This document describes the synthetic cancer progression trajectory generation pipeline in renalprog.

Overview

The trajectory generation pipeline creates synthetic cancer progression paths by interpolating between early-stage and late-stage cancer samples in the VAE's latent space. This allows us to model intermediate states of cancer progression that may not be directly observable in the data.

Biological Motivation

Cancer progression is a continuous process, but clinical data typically captures discrete snapshots (stages I-IV). Synthetic trajectories help us:

  1. Model Intermediate States: Generate hypothetical intermediate stages between observed samples
  2. Identify Progression Markers: Find genes and pathways that change during progression
  3. Understand Dynamics: Study the temporal ordering of molecular events
  4. Generate Hypotheses: Predict which pathways are activated during progression

Pipeline Steps

1. Patient Connection Creation

Identify pairs of patients to connect:

from renalprog.modeling.trajectories import create_patient_connections

connections = create_patient_connections(
    clinical_df=clinical_data,
    source_stage="early",  # Stage I-II
    target_stage="late",   # Stage III-IV
    method="all_to_all"    # Connect every early to every late
)

# Each connection: (source_patient_id, target_patient_id)

Connection strategies: - all_to_all: Every early patient → every late patient - nearest_neighbor: Early patients → nearest late patients in latent space - matched: Match on clinical covariates (age, sex, etc.)

2. Latent Space Interpolation

Generate intermediate points in VAE latent space:

from renalprog.modeling.predict import generate_trajectories

trajectories = generate_trajectories(
    model=vae_model,
    source_samples=early_stage_data,
    target_samples=late_stage_data,
    n_steps=50,           # Number of intermediate timepoints
    method="linear"       # Interpolation method
)

# Output shape: (n_trajectories, n_steps, n_genes)

Interpolation methods: - linear: Straight line in latent space (default) - spherical: Interpolate along geodesic on hypersphere - bezier: Smooth curve using Bezier interpolation

3. Gene Expression Reconstruction

Decode latent trajectories to gene expression space:

from renalprog.modeling.predict import reconstruct_from_latent

# For each timepoint, decode latent vector to gene expression
gene_expression = []
for t in range(n_steps):
    z_t = trajectories[:, t, :]  # Latent vectors at time t
    x_t = vae_model.decode(z_t)  # Reconstruct gene expression
    gene_expression.append(x_t)

# Shape: (n_trajectories, n_steps, n_genes)
gene_expression = np.stack(gene_expression, axis=1)

4. Quality Control

Validate trajectory quality:

from renalprog.modeling.trajectories import validate_trajectories

quality_metrics = validate_trajectories(
    trajectories=gene_expression,
    early_samples=X_early,
    late_samples=X_late,
    vae_model=vae_model
)

# Metrics:
# - reconstruction_error: How well VAE reconstructs samples
# - monotonicity: Do progression markers increase/decrease consistently?
# - smoothness: Are trajectories smooth or erratic?
# - stage_separation: Do endpoints match early/late distributions?

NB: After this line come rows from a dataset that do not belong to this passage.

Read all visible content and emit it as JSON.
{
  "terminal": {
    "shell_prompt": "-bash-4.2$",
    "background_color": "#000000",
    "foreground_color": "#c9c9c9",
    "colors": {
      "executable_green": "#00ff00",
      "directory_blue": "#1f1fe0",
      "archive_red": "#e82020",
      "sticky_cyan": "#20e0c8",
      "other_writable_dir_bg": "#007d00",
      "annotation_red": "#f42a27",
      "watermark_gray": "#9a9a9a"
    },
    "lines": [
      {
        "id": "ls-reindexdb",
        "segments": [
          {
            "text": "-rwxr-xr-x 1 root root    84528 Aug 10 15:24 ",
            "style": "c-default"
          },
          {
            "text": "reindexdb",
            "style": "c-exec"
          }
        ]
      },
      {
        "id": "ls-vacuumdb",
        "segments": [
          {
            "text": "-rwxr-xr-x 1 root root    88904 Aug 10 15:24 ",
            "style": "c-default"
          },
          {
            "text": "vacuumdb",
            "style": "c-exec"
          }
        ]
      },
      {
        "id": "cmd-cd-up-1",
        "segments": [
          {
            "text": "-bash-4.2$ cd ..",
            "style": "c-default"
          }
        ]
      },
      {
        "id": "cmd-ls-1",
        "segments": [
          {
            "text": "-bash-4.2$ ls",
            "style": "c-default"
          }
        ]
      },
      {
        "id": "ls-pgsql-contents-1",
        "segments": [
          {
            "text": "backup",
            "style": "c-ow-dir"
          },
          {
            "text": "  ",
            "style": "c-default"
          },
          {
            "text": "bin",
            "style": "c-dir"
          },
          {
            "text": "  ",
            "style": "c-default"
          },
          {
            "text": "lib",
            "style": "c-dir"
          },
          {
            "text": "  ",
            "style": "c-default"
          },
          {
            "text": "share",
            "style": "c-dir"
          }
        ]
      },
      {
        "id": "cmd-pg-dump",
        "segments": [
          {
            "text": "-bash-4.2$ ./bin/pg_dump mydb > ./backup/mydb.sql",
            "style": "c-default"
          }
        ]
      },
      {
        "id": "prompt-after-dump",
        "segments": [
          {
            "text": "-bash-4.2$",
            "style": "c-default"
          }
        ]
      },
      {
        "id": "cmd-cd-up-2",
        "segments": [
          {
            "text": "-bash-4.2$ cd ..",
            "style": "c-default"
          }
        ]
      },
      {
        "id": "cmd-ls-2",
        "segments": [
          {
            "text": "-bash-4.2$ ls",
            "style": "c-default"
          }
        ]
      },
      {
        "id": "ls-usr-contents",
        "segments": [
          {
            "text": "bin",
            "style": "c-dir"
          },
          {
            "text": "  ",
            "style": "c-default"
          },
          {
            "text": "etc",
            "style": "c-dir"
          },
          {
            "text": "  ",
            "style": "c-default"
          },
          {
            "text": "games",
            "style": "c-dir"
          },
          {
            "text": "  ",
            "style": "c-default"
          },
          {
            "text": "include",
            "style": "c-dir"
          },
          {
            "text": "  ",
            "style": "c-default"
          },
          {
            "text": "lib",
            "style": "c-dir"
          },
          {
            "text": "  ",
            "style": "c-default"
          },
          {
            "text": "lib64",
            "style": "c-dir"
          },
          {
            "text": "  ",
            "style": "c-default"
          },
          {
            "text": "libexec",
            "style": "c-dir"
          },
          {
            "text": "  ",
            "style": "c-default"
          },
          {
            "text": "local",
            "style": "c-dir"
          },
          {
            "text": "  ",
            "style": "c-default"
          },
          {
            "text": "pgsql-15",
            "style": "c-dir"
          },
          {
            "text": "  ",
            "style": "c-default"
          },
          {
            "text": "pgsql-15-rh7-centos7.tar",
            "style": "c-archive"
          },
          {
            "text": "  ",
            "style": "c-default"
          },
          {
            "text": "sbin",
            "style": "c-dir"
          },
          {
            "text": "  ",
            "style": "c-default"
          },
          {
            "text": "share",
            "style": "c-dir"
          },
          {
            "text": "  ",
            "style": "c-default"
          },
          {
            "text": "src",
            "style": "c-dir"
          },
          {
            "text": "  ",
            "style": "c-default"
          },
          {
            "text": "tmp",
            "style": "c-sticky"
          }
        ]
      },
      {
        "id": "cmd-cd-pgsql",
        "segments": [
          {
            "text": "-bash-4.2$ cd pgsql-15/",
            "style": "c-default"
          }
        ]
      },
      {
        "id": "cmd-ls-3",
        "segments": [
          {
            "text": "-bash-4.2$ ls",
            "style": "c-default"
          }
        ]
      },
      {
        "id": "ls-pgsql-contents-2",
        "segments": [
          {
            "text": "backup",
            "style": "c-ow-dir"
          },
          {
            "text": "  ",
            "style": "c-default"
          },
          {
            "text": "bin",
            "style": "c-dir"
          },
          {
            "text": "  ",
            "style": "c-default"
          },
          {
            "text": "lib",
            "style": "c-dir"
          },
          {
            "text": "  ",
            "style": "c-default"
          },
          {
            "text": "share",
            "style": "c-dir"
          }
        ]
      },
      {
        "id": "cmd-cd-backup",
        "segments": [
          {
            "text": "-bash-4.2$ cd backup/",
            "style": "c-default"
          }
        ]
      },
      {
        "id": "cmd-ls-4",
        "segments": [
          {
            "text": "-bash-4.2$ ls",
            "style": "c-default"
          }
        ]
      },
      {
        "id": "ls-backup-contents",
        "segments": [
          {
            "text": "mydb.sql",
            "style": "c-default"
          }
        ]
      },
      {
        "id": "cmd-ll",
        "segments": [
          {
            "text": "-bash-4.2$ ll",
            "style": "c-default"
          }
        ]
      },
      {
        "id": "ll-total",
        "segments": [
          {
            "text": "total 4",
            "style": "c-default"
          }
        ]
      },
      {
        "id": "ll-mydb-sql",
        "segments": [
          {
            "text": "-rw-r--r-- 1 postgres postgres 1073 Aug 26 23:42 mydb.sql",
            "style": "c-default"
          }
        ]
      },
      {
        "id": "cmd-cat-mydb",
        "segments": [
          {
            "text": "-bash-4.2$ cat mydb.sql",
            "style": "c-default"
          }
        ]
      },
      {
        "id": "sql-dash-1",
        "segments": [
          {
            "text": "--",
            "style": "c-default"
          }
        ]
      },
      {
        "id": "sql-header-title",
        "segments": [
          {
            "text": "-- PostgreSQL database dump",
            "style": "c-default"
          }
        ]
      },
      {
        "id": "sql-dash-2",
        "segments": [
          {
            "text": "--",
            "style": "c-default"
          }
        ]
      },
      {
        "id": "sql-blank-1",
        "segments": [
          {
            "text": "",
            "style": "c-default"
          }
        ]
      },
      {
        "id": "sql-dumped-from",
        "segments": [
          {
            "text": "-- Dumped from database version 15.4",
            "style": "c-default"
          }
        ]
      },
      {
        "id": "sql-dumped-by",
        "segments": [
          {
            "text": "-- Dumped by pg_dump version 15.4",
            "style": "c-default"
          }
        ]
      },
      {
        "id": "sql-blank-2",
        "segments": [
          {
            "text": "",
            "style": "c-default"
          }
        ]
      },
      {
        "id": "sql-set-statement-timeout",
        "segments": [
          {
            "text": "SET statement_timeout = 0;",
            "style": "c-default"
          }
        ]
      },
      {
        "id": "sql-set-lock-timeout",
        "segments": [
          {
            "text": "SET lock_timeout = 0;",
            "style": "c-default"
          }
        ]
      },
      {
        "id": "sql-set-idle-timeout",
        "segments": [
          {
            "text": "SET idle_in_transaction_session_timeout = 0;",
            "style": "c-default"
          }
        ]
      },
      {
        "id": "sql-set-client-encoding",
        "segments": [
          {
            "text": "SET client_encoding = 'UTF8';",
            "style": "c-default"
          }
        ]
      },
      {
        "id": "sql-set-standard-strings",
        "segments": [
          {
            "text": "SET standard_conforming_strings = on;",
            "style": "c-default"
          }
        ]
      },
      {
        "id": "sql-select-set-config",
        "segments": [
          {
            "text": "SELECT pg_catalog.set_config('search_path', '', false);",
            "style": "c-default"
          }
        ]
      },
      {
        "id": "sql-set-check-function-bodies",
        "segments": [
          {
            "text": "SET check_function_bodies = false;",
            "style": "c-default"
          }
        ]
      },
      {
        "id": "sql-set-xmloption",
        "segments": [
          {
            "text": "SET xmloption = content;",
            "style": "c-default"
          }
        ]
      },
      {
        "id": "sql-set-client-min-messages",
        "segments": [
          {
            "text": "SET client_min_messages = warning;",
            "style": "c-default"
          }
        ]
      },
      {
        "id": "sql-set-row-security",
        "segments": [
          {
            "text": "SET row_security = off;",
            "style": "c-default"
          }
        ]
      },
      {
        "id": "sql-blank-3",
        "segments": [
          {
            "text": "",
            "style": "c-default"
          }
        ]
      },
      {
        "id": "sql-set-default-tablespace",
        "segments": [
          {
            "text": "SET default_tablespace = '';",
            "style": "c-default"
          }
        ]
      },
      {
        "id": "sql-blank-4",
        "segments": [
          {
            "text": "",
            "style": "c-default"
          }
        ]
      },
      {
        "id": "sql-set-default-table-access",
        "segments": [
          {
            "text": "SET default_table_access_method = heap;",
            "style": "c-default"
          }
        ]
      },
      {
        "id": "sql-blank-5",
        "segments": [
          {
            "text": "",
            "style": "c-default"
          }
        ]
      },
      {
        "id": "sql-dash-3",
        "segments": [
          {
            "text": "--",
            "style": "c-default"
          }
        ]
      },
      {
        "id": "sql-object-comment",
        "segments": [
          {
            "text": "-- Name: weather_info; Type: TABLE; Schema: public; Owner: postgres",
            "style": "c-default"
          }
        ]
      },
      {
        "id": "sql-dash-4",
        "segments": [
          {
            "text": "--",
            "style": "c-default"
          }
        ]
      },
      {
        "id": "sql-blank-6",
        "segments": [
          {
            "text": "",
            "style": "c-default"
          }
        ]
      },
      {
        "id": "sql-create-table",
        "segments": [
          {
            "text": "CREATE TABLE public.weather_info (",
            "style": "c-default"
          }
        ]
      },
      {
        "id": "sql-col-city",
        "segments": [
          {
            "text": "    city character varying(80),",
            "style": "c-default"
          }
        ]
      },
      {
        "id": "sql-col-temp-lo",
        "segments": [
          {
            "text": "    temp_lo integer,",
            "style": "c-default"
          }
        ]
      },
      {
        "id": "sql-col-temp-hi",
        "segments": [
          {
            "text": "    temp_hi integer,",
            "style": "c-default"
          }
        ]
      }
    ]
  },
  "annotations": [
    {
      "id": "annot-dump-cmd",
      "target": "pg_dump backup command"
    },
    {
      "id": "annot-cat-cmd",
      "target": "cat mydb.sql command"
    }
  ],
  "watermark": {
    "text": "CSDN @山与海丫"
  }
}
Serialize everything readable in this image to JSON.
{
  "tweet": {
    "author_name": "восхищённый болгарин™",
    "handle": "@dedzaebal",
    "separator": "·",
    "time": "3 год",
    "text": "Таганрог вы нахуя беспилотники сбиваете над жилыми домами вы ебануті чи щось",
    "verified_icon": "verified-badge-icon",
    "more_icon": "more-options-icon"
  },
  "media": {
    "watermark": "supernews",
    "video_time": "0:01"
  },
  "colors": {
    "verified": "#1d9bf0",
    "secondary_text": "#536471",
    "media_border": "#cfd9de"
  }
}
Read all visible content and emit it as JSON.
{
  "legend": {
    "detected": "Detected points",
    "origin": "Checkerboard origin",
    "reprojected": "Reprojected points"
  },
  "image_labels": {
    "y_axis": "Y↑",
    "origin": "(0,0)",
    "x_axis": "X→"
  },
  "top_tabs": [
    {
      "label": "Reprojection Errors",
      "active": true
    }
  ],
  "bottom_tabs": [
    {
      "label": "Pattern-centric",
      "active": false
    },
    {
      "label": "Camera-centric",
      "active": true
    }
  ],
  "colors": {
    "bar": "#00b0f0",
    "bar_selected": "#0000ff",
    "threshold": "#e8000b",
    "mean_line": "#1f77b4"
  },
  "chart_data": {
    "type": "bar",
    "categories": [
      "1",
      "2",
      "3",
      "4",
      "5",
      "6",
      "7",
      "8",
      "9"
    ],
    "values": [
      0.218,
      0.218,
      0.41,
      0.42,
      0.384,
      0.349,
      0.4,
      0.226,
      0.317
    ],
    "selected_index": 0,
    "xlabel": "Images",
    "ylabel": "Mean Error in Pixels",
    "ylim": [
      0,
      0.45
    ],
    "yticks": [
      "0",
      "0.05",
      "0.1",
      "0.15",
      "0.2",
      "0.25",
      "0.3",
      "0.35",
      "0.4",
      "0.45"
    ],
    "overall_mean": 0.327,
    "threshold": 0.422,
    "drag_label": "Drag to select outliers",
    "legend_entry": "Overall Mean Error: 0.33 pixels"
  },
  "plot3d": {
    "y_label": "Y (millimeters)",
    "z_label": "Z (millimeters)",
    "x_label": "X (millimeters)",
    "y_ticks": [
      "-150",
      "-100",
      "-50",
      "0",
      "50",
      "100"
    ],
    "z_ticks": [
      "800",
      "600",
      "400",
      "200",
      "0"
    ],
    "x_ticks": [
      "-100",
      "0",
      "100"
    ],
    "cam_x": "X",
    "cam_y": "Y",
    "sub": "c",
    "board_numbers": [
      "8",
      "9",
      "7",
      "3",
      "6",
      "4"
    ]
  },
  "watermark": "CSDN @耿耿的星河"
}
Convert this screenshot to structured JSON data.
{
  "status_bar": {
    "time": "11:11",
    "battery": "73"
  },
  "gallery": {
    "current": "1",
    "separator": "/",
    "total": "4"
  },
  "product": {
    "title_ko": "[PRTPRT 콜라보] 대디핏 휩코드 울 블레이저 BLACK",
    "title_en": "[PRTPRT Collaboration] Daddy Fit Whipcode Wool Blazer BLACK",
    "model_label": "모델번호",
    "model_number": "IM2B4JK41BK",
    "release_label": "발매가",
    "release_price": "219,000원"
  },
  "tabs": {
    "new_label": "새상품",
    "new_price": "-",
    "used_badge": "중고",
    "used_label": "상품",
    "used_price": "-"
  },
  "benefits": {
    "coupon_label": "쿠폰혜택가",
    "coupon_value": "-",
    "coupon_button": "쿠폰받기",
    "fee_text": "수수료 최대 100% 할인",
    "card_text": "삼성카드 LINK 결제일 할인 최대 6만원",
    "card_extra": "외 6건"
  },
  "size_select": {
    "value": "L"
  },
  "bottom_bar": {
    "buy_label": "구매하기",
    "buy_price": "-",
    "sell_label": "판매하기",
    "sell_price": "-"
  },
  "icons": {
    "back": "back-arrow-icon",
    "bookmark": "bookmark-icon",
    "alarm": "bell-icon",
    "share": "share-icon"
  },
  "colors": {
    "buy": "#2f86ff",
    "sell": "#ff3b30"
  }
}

5. Control Trajectory Generation

Generate negative controls for comparison:

from renalprog.modeling.trajectories import generate_control_trajectories

# Random noise trajectories
noise_controls = generate_control_trajectories(
    n_trajectories=len(trajectories),
    n_steps=n_steps,
    n_genes=n_genes,
    method="gaussian_noise",
    noise_scale=1.0
)

# Shuffled gene trajectories
shuffled_controls = generate_control_trajectories(
    trajectories=trajectories,
    method="shuffle_genes"
)

Control types: - gaussian_noise: Random Gaussian noise - shuffle_genes: Shuffle gene order independently - shuffle_time: Randomize temporal ordering - reverse: Reverse early→late to late→early

Output Files

The trajectory pipeline generates:

data/interim/trajectories/
├── early_to_late/
│   ├── trajectory_metadata.csv      # Patient pairs, stages
│   ├── latent_trajectories.npy      # Latent space paths
│   ├── gene_expression.npy          # Reconstructed expression
│   └── quality_metrics.json         # Validation metrics
├── controls/
│   ├── noise_controls.npy           # Random noise
│   └── shuffled_controls.npy        # Shuffled genes
└── visualizations/
    ├── latent_space_trajectories.png
    ├── sample_trajectories.png
    └── progression_heatmap.png

Usage Example

Complete Trajectory Workflow

from renalprog.modeling.predict import generate_trajectories
from renalprog.modeling.trajectories import (
    create_patient_connections,
    validate_trajectories,
    generate_control_trajectories
)
from renalprog.config import get_dated_dir, INTERIM_DATA_DIR
import numpy as np

# 1. Load trained VAE
from renalprog.modeling.train import load_vae
vae = load_vae("models/20251216_VAE_KIRC/best_model.pth")

# 2. Load data
X_early = np.load("data/interim/samples/early_stage.npy")
X_late = np.load("data/interim/samples/late_stage.npy")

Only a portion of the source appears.